Allow me to walk you through an example:
During a negative sentiment trend, the market declines, and the news seems to get worse and worse. Once the negative sentiment has run its course after reaching an extreme level, and it's time for sentiment to change direction, the general public then becomes subconsciously more positive (or, less negative if you will). You see, once you hit a wall, it becomes clear it is time to look in another direction. Some may question how sentiment simply turns on its own at an extreme, and I will explain to you that many studies have been published to explain how it occurs naturally within the limbic system within our brains.
When people begin to turn positive (or less negative) about their future, they are willing to take risks. What is the most immediate way that the public can act on this move towards positive sentiment? The easiest and most immediate way is to buy stocks. For this reason, we see the stock market lead in the move to the opposite direction before the economy and fundamentals have turned. In fact, historically, we know that the stock market is a leading indicator for the economy, as the market has always turned well before the economy does. This is why R.N. Elliott, whose work led to Elliott Wave theory, believed that the stock market is the best barometer of public sentiment.

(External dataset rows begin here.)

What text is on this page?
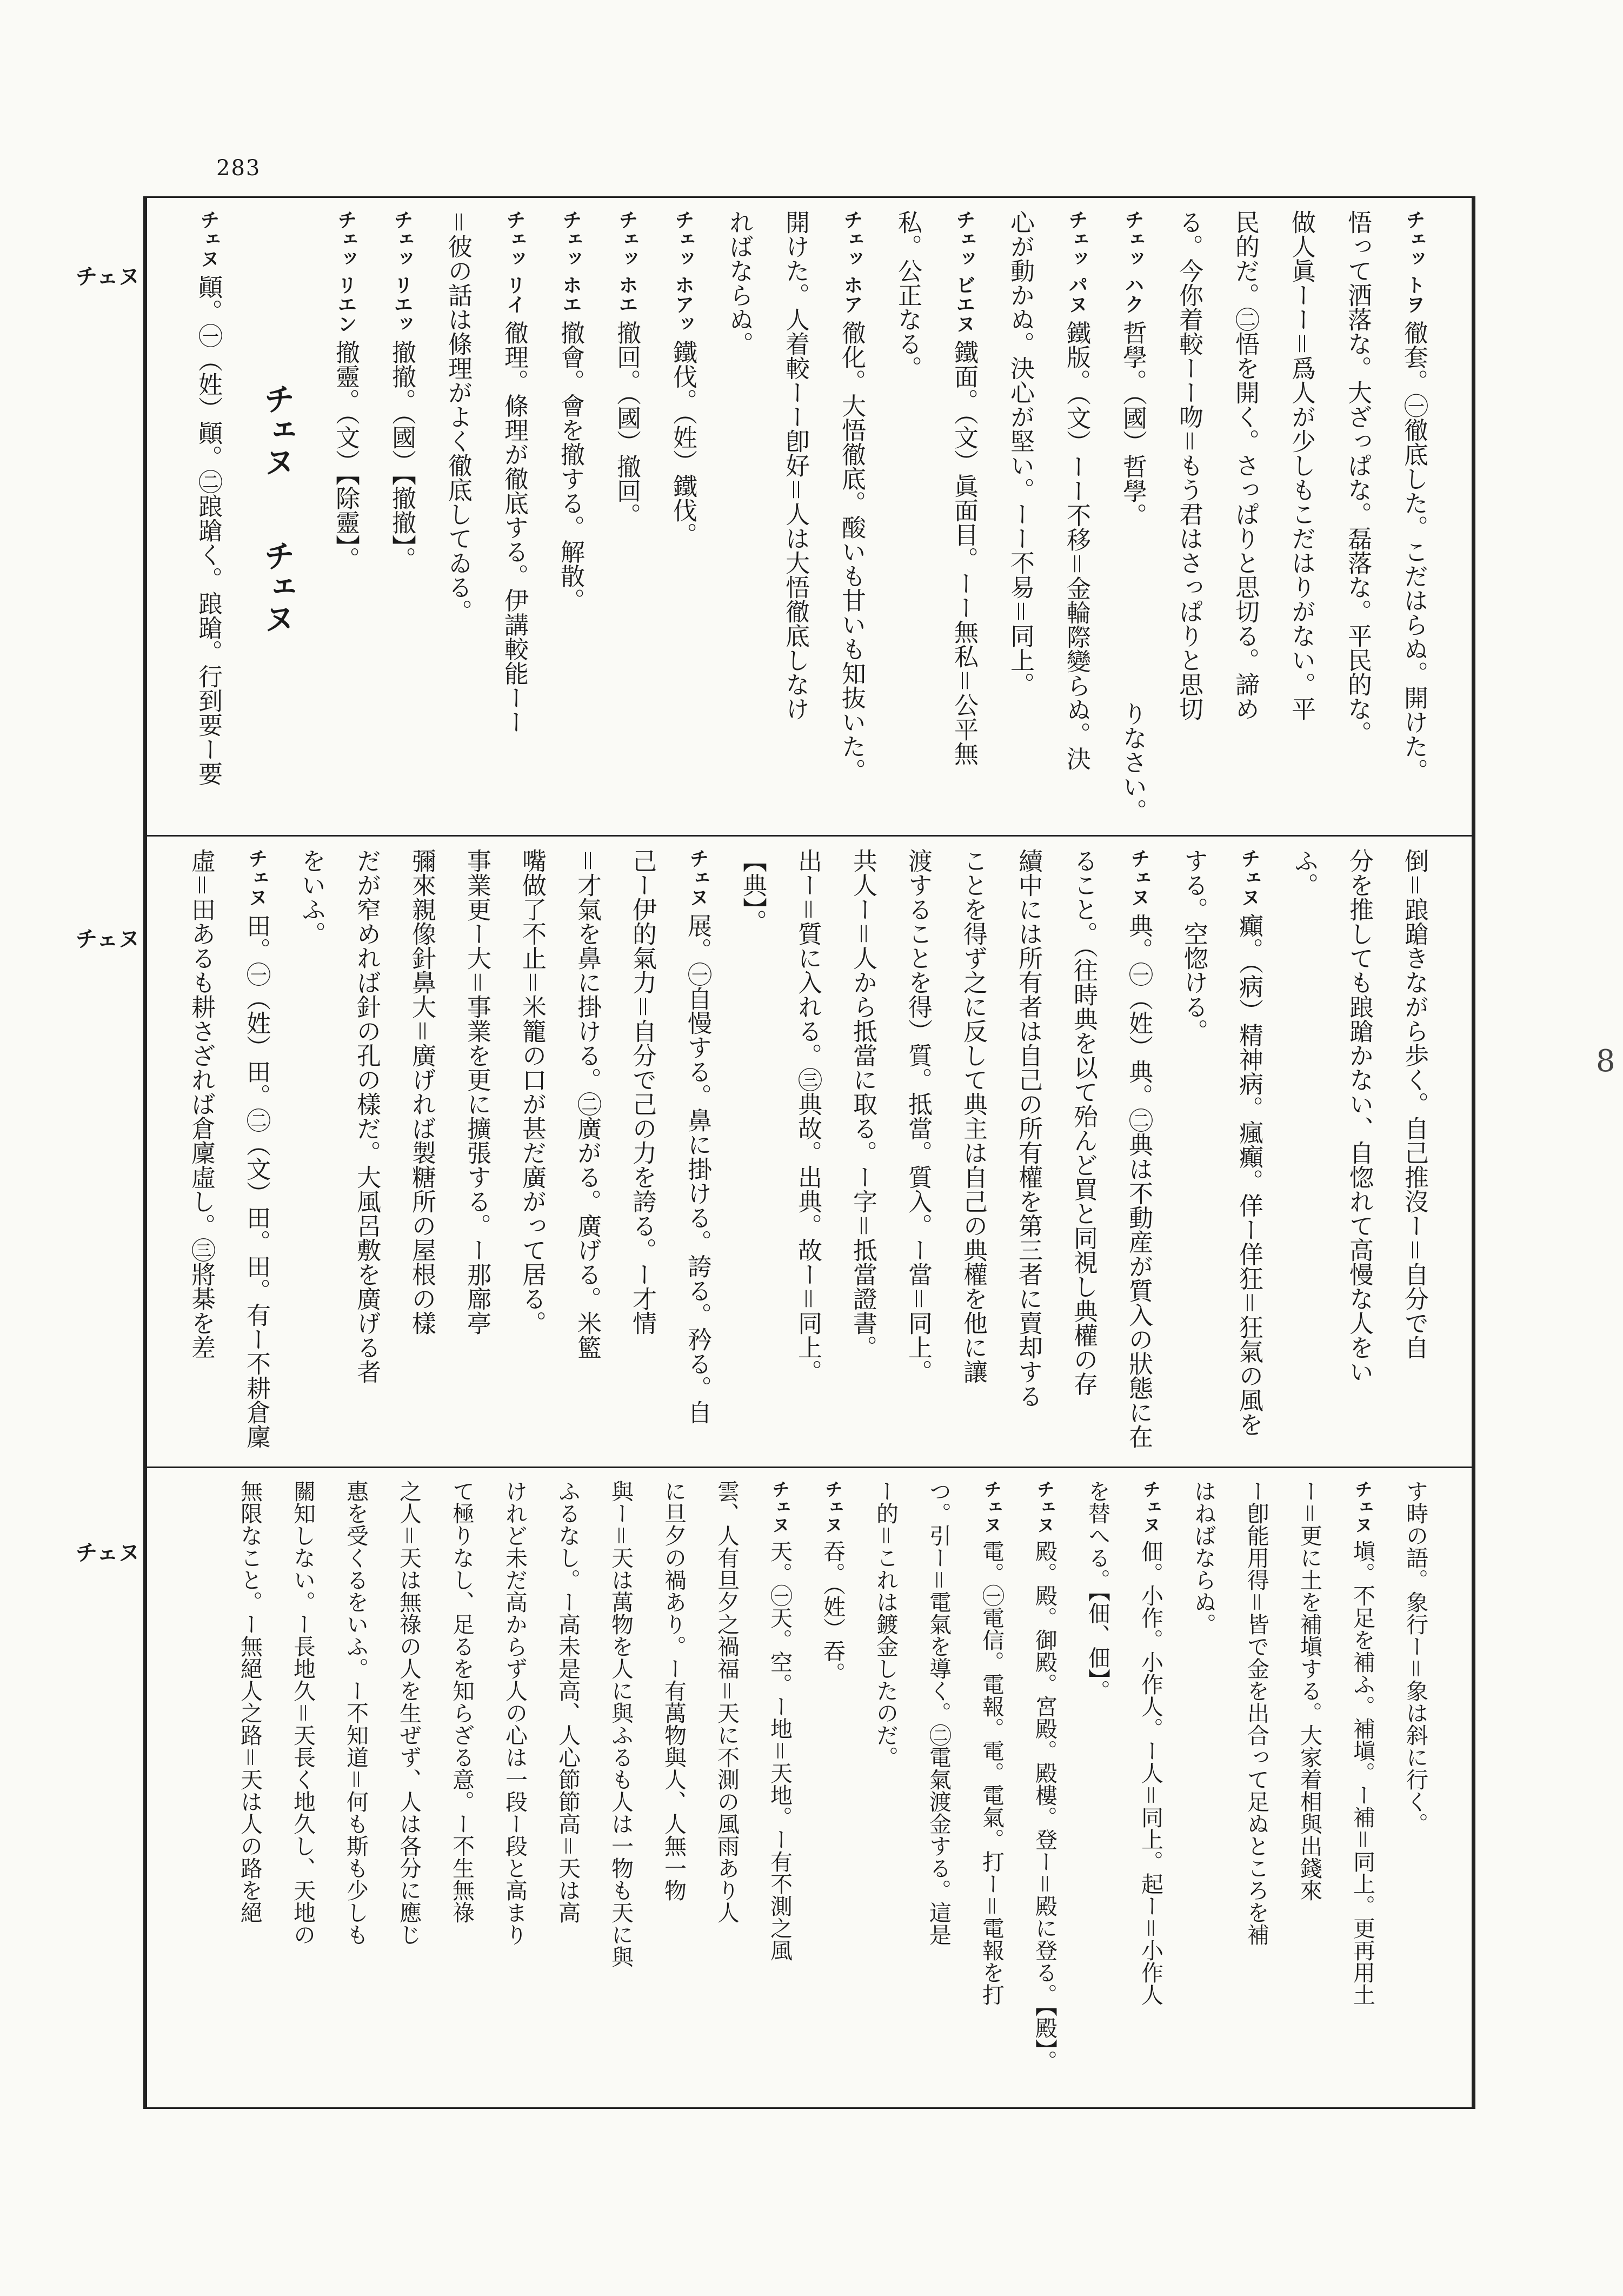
283
8
チェヌ
チェヌ
チェヌ
チェッ トヲ徹套。㊀徹底した。こだはらぬ。開けた。
悟って洒落な。大ざっぱな。磊落な。平民的な。
做人眞ーー＝爲人が少しもこだはりがない。平
民的だ。㊁悟を開く。さっぱりと思切る。諦め
る。今你着較ーー吻＝もう君はさっぱりと思切
チェッ ハク哲學。（國）哲學。
りなさい。
チェッ パヌ鐵版。（文）ーー不移＝金輪際變らぬ。決
心が動かぬ。決心が堅い。ーー不易＝同上。
チェッ ビエヌ鐵面。（文）眞面目。ーー無私＝公平無
私。公正なる。
チェッ ホア徹化。大悟徹底。酸いも甘いも知抜いた。
開けた。人着較ーー卽好＝人は大悟徹底しなけ
ればならぬ。
チェッ ホアッ鐵伐。（姓）鐵伐。
チェッ ホエ撤回。（國）撤回。
チェッ ホエ撤會。會を撤する。解散。
チェッ リイ徹理。條理が徹底する。伊講較能ーー
＝彼の話は條理がよく徹底してゐる。
チェッ リエッ撤撤。（國）【撤撤】。
チェッ リエン撤靈。（文）【除靈】。
チェヌ　　チェヌ
チェヌ顚。㊀（姓）顚。㊁踉蹌く。踉蹌。行到要ー要
倒＝踉蹌きながら歩く。自己推沒ー＝自分で自
分を推しても踉蹌かない、自惚れて高慢な人をい
ふ。
チェヌ癲。（病）精神病。瘋癲。佯ー佯狂＝狂氣の風を
する。空惚ける。
チェヌ典。㊀（姓）典。㊁典は不動産が質入の狀態に在
ること。（往時典を以て殆んど買と同視し典權の存
續中には所有者は自己の所有權を第三者に賣却する
ことを得ず之に反して典主は自己の典權を他に讓
渡することを得）質。抵當。質入。ー當＝同上。
共人ー＝人から抵當に取る。ー字＝抵當證書。
出ー＝質に入れる。㊂典故。出典。故ー＝同上。
【典】。
チェヌ展。㊀自慢する。鼻に掛ける。誇る。矜る。自
己ー伊的氣力＝自分で己の力を誇る。ー才情
＝才氣を鼻に掛ける。㊁廣がる。廣げる。米籃
嘴做了不止＝米籠の口が甚だ廣がって居る。
事業更ー大＝事業を更に擴張する。ー那廍亭
彌來親像針鼻大＝廣げれば製糖所の屋根の樣
だが窄めれば針の孔の樣だ。大風呂敷を廣げる者
をいふ。
チェヌ田。㊀（姓）田。㊁（文）田。田。有ー不耕倉廩
虛＝田あるも耕さざれば倉廩虛し。㊂將棊を差
す時の語。象行ー＝象は斜に行く。
チェヌ塡。不足を補ふ。補塡。ー補＝同上。更再用土
ー＝更に土を補塡する。大家着相與出錢來
ー卽能用得＝皆で金を出合って足ぬところを補
はねばならぬ。
チェヌ佃。小作。小作人。ー人＝同上。起ー＝小作人
を替へる。【佃、佃】。
チェヌ殿。殿。御殿。宮殿。殿樓。登ー＝殿に登る。【殿】。
チェヌ電。㊀電信。電報。電。電氣。打ー＝電報を打
つ。引ー＝電氣を導く。㊁電氣渡金する。這是
ー的＝これは鍍金したのだ。
チェヌ吞。（姓）吞。
チェヌ天。㊀天。空。ー地＝天地。ー有不測之風
雲、人有旦夕之禍福＝天に不測の風雨あり人
に旦夕の禍あり。ー有萬物與人、人無一物
與ー＝天は萬物を人に與ふるも人は一物も天に與
ふるなし。ー高未是高、人心節節高＝天は高
けれど未だ高からず人の心は一段ー段と高まり
て極りなし、足るを知らざる意。ー不生無祿
之人＝天は無祿の人を生ぜず、人は各分に應じ
惠を受くるをいふ。ー不知道＝何も斯も少しも
關知しない。ー長地久＝天長く地久し、天地の
無限なこと。ー無絕人之路＝天は人の路を絕
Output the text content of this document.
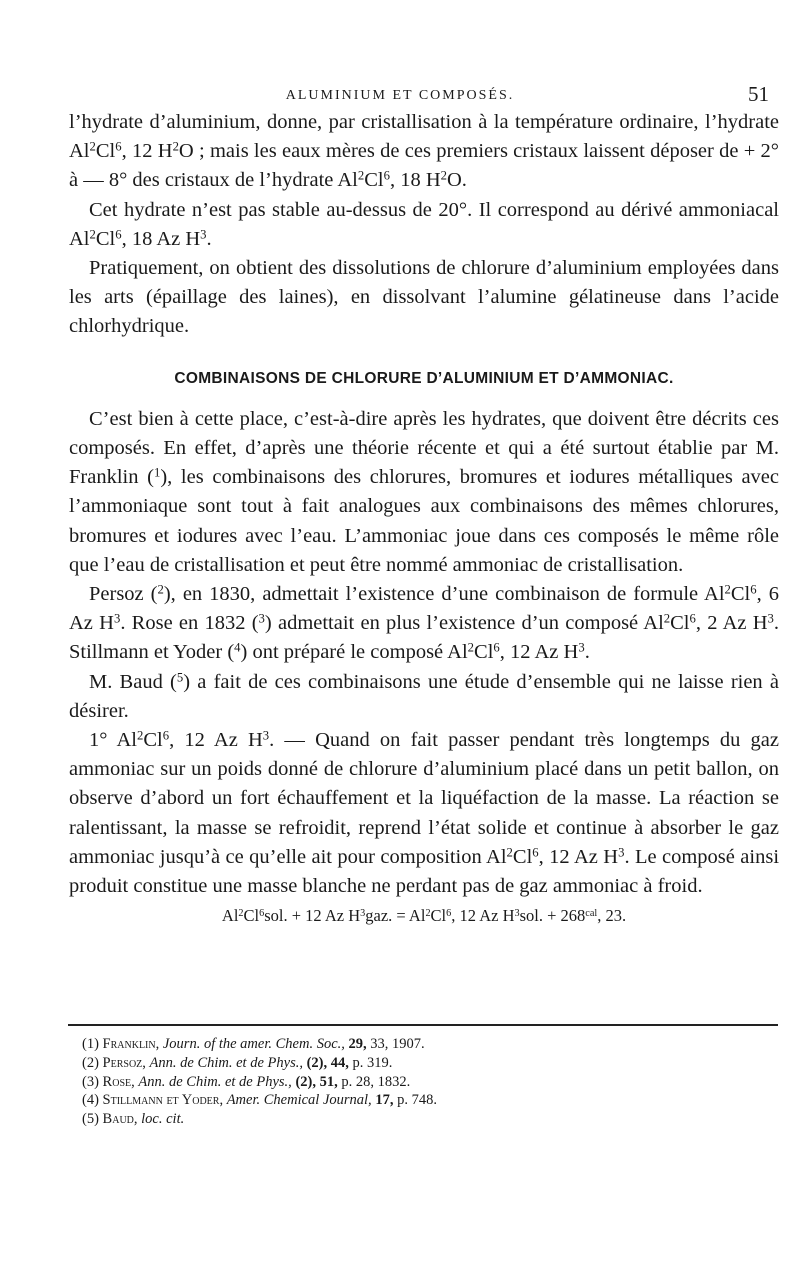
ALUMINIUM ET COMPOSÉS.	51

l’hydrate d’aluminium, donne, par cristallisation à la température ordinaire, l’hydrate Al$^2$Cl$^6$, 12 $H^2O$ ; mais les eaux mères de ces premiers cristaux laissent déposer de + 2° à — 8° des cristaux de l’hydrate Al$^2$Cl$^6$, 18 $H^2O$.

Cet hydrate n’est pas stable au-dessus de 20°. Il correspond au dérivé ammoniacal Al$^2$Cl$^6$, 18 Az $H^3$.

Pratiquement, on obtient des dissolutions de chlorure d’aluminium employées dans les arts (épaillage des laines), en dissolvant l’alumine gélatineuse dans l’acide chlorhydrique.

COMBINAISONS DE CHLORURE D’ALUMINIUM ET D’AMMONIAC.

C’est bien à cette place, c’est-à-dire après les hydrates, que doivent être décrits ces composés. En effet, d’après une théorie récente et qui a été surtout établie par M. Franklin ($^1$), les combinaisons des chlorures, bromures et iodures métalliques avec l’ammoniaque sont tout à fait analogues aux combinaisons des mêmes chlorures, bromures et iodures avec l’eau. L’ammoniac joue dans ces composés le même rôle que l’eau de cristallisation et peut être nommé ammoniac de cristallisation.

Persoz ($^2$), en 1830, admettait l’existence d’une combinaison de formule Al$^2$Cl$^6$, 6 Az $H^3$. Rose en 1832 ($^3$) admettait en plus l’existence d’un composé Al$^2$Cl$^6$, 2 Az $H^3$. Stillmann et Yoder ($^4$) ont préparé le composé Al$^2$Cl$^6$, 12 Az $H^3$.

M. Baud ($^5$) a fait de ces combinaisons une étude d’ensemble qui ne laisse rien à désirer.

1° Al$^2$Cl$^6$, 12 Az $H^3$. — Quand on fait passer pendant très longtemps du gaz ammoniac sur un poids donné de chlorure d’aluminium placé dans un petit ballon, on observe d’abord un fort échauffement et la liquéfaction de la masse. La réaction se ralentissant, la masse se refroidit, reprend l’état solide et continue à absorber le gaz ammoniac jusqu’à ce qu’elle ait pour composition Al$^2$Cl$^6$, 12 Az $H^3$. Le composé ainsi produit constitue une masse blanche ne perdant pas de gaz ammoniac à froid.

$Al^2Cl^6sol$. + 12 Az $H^3gaz$. = $Al^2Cl^6$, 12 Az $H^3sol$. + $268^{cal}$, 23.

(1) Franklin, Journ. of the amer. Chem. Soc., 29, 33, 1907.
(2) Persoz, Ann. de Chim. et de Phys., (2), 44, p. 319.
(3) Rose, Ann. de Chim. et de Phys., (2), 51, p. 28, 1832.
(4) Stillmann et Yoder, Amer. Chemical Journal, 17, p. 748.
(5) Baud, loc. cit.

Let's look at the same change in sentiment and what it takes to have an effect on the fundamentals. When the general public's subconscious sentiment turns away from the extreme negative and towards the positive, this is the point at which they are willing to take more risks based on their positive feelings about the future. Whereas investors immediately place money to work in the stock market at this point in time, thereby having an immediate effect upon stock prices, business owners and entrepreneurs seek loans to build or expand a business, which takes time to secure.
They then place the newly acquired funds to work in their business by hiring more people or buying additional equipment, and this takes more time. With this new capacity, they are then able to provide more goods and services to the public, and, ultimately, profits and earnings begin to grow - after more time has passed.
When the news of such improved earnings finally hits the market, most market participants have already seen the stock of the company move up strongly because investors effectuated their positive sentiment by buying stock well before evidence of positive fundamentals are evident within the market. This is why so many believe that stock prices present a discounted valuation of future earnings.
Clearly, there is a significant lag between a positive turn in public sentiment and the resulting positive change in the underlying fundamentals of a stock or the economy, especially relative to the more immediate stock-buying activity that comes from the same causative underlying sentiment change.
This is why I claim that fundamentals can be lagging relative to market sentiment. This lag is a much more plausible reason as to why the stock market is considered to be a “leading indicator,” as opposed to some form of investor omniscience. This also provides a plausible reason as to why earnings lag stock prices, as earnings are the last segment in the chain of positive mood effects on a business growth cycle. It is also why those analysts who attempt to predict stock prices based on earnings fail so miserably at market turns. By the time earnings are affected by a change in social mood, the social mood trend has already been negative for some time.
In fact, R.N. Elliott once noted:
“At best, news is the tardy recognition of forces that have already been at work for some time and is startling only to those unaware of the trend.”
At the end of the day, the goal of this article was to present to you a more elegant and plausible reason as to why the stock market is viewed as a leading indicator, and why we often hear that “the market is not trading based upon fundamentals at this time.” I think it behooves every investor to be aware of market sentiment just as much as one understands the fundamentals of a particular stock you follow. As Bernard Baruch once noted:
“All economic movements, by their very nature, are motivated by crowd psychology. Without due recognition of crowd-thinking ... our theories of economics leave much to be desired. ... It has always seemed to me that the periodic madness which afflicts mankind must reflect some deeply rooted trait in human nature — a trait akin to the force that motivates the migration of birds or the rush of lemmings to the sea ... It is a force wholly impalpable ... yet, knowledge of it is necessary to right judgments on passing events.”
And, for a final point of consideration, ask yourself what prompted John Maynard Keynes to recognize that:
“Markets can remain irrational longer than you can remain solvent.”